At the Financial Fairy Tales we applaud the support for personal finance to be taught in schools, but compulsory maths – just doesn’t add up.

How many times as an adult have you used calculus or trigonometry? Those are topics in the pre-16 GCSE curriculum, so goodness knows what theoretical content would be taught post 16. Of course higher studies of Maths are essential for some careers such as engineers or computer programmers, but making it compulsory for all is a mistake.

Better to make the teaching and learning of maths more relevant and more fun. That way both results and take up rates will improve.

Lack of Financial Education has cost nearly £250 million

Lack of financial education has cost Brits nearly £250 million in charges and penalties alone, with almost a quarter (24%) having been hit by charges because they don’t understand the terms and conditions of financial products, according to new research from uSwitch.com. Moreover, almost three quarters of Brits (71%) say that a lack of basic personal financial understanding is to blame for debt. And with the level of personal debt already exceeding £1.5 trillion, the Government’s decision to shelve plans to add financial education to the curriculum could be a costly one.

Less than one in ten people (7%) think we are financially educated as a nation. Four in ten people (40%) saywe’re less financially educated than previous generations, while seven in ten (70%) say that personal finance is a lot more complicated today than it was previously. Consumers now face a vast array of products, from bank accounts and credit cards to different mortgages and high interest pay-day loans. But as personal finance has become more sophisticated, our understanding has shrunk, leaving a knowledge gap that is costing people dear.
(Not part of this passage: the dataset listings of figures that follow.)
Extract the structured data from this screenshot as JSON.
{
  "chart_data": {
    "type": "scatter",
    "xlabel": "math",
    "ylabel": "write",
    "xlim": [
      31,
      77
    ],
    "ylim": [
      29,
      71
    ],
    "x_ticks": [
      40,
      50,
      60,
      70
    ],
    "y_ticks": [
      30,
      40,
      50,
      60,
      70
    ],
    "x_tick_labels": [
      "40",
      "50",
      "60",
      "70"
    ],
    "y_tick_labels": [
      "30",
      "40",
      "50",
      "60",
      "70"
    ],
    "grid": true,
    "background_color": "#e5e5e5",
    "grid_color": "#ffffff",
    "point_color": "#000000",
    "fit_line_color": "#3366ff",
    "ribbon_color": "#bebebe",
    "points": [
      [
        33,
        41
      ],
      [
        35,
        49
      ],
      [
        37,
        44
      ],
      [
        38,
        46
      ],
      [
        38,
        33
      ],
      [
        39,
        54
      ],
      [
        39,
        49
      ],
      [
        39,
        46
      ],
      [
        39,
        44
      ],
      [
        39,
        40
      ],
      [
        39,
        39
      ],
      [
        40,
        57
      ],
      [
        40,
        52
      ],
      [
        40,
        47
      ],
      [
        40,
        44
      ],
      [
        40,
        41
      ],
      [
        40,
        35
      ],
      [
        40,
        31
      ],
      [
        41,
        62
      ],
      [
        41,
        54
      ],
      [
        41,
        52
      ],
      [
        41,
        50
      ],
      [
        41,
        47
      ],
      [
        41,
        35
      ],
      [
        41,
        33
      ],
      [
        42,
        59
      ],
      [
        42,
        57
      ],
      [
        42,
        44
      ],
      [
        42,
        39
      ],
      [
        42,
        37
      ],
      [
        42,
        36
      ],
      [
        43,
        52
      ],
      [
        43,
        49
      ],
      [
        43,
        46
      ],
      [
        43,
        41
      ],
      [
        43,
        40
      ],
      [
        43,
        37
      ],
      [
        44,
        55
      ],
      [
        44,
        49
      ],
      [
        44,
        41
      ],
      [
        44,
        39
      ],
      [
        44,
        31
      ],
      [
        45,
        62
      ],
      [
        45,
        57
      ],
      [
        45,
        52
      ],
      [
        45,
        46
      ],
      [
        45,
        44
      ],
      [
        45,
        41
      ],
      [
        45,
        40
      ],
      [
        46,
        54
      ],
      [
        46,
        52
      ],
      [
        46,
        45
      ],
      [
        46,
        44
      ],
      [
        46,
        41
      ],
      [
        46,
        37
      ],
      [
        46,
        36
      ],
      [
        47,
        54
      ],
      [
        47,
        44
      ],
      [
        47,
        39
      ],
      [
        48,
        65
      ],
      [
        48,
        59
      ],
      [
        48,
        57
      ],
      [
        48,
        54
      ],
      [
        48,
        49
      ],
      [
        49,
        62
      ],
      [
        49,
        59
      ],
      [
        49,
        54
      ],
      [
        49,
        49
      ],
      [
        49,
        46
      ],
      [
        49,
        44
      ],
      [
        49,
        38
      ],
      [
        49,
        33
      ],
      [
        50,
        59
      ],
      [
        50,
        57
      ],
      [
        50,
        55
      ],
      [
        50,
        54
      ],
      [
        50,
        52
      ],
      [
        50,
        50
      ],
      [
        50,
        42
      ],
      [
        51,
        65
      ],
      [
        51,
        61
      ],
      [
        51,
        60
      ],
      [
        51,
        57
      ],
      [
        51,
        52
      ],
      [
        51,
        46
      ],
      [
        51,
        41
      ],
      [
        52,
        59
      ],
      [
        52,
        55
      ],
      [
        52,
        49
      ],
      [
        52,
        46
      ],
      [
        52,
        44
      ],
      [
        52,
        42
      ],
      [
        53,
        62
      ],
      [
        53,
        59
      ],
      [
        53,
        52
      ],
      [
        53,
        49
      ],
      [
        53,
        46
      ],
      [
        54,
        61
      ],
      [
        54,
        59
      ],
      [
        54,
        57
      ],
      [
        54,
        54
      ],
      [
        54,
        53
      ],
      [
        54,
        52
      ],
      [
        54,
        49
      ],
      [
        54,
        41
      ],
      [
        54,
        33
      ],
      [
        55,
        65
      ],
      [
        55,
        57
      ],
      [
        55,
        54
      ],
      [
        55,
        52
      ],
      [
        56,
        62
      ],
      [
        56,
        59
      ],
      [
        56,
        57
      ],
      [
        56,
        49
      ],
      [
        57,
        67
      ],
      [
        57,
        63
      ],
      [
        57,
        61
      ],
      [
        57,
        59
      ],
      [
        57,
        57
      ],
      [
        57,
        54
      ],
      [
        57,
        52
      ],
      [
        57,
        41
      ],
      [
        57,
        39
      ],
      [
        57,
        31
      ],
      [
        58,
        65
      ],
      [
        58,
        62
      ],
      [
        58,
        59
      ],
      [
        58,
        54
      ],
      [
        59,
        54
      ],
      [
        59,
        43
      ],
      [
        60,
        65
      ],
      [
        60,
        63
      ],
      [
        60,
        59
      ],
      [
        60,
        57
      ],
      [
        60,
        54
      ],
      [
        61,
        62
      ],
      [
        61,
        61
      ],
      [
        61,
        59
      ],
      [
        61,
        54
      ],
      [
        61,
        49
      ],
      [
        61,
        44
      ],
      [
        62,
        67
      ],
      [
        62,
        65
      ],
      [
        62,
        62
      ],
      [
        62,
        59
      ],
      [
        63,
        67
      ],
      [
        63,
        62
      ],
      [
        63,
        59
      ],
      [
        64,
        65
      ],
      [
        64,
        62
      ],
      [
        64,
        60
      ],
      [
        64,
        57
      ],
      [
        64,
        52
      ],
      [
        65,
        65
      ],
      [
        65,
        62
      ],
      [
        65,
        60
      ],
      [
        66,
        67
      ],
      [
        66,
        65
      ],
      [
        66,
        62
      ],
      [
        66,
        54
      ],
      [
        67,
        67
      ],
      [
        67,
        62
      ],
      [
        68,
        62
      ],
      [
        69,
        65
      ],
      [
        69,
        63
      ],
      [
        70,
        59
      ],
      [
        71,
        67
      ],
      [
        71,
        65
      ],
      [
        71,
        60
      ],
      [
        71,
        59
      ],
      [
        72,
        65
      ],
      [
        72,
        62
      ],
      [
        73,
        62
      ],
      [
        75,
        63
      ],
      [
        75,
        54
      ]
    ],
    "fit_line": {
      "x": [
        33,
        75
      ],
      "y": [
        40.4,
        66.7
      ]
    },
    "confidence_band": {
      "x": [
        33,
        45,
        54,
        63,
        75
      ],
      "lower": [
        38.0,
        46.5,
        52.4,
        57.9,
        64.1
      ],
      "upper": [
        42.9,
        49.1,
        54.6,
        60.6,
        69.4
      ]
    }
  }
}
Despite the fact that consumers can take out financial products such as credit cards and loans as soon as they hit 18, worryingly, on average most people don’t become knowledgeable about personal finance until they are 27 years old. But age offers no guarantees – 16% of Brits didn’t become knowledgeable until at least 35 years old, of these nearly 9% don’t get up to speed until their forties.

The research shows that most people now learn about personal finance the hard way through trial and error. 81% pick up their personal finance knowledge along the way, while just 7% learn from their parents and 4% from banks. With the majority learning as they go and the average age of first time buyers on the rise, this could push the age of financial maturity in Britain even higher.

Consumers are also worried about the future. Less than 5% feel that today’s youth are well informed about basic personal finance and 95% say that personal finance should be taught in schools. Missing the opportunity to educate future consumers could be a costly decision and 89% say that it was wrong of the Government to shelve plans to add financial education to the curriculum.

The Financial Fairy Tales are a series of fun financial education resources for use with younger children wither at home or in primary schools

Ann Robinson, Director of Consumer policy at uSwitch.com, says: “Our poor understanding of personal finance is costing us money and now looks to be getting worse with each generation. While our debt is increasing, our knowledge is decreasing – the situation is a ticking time bomb. The Government needs to start taking this seriously and should urgently re-instate plans to get financial education onto the curriculum. It’s not the only one with a large debt issue to overcome – consumers owe £1.5 trillion in personal debt and need the basic knowledge and understanding to get this back under control.

“It’s also vital that those who are beyond school age stay on top of this too. Taking the time to understand any personal finance product you are signing up to will save you money on interest rates and charges that can catch out the un-savvy consumer. By doing this and keeping an eye on your credit rating, you’ll also be better placed to get the best deals on the market on your credit cards and bank account – which could save you over £400 a year.”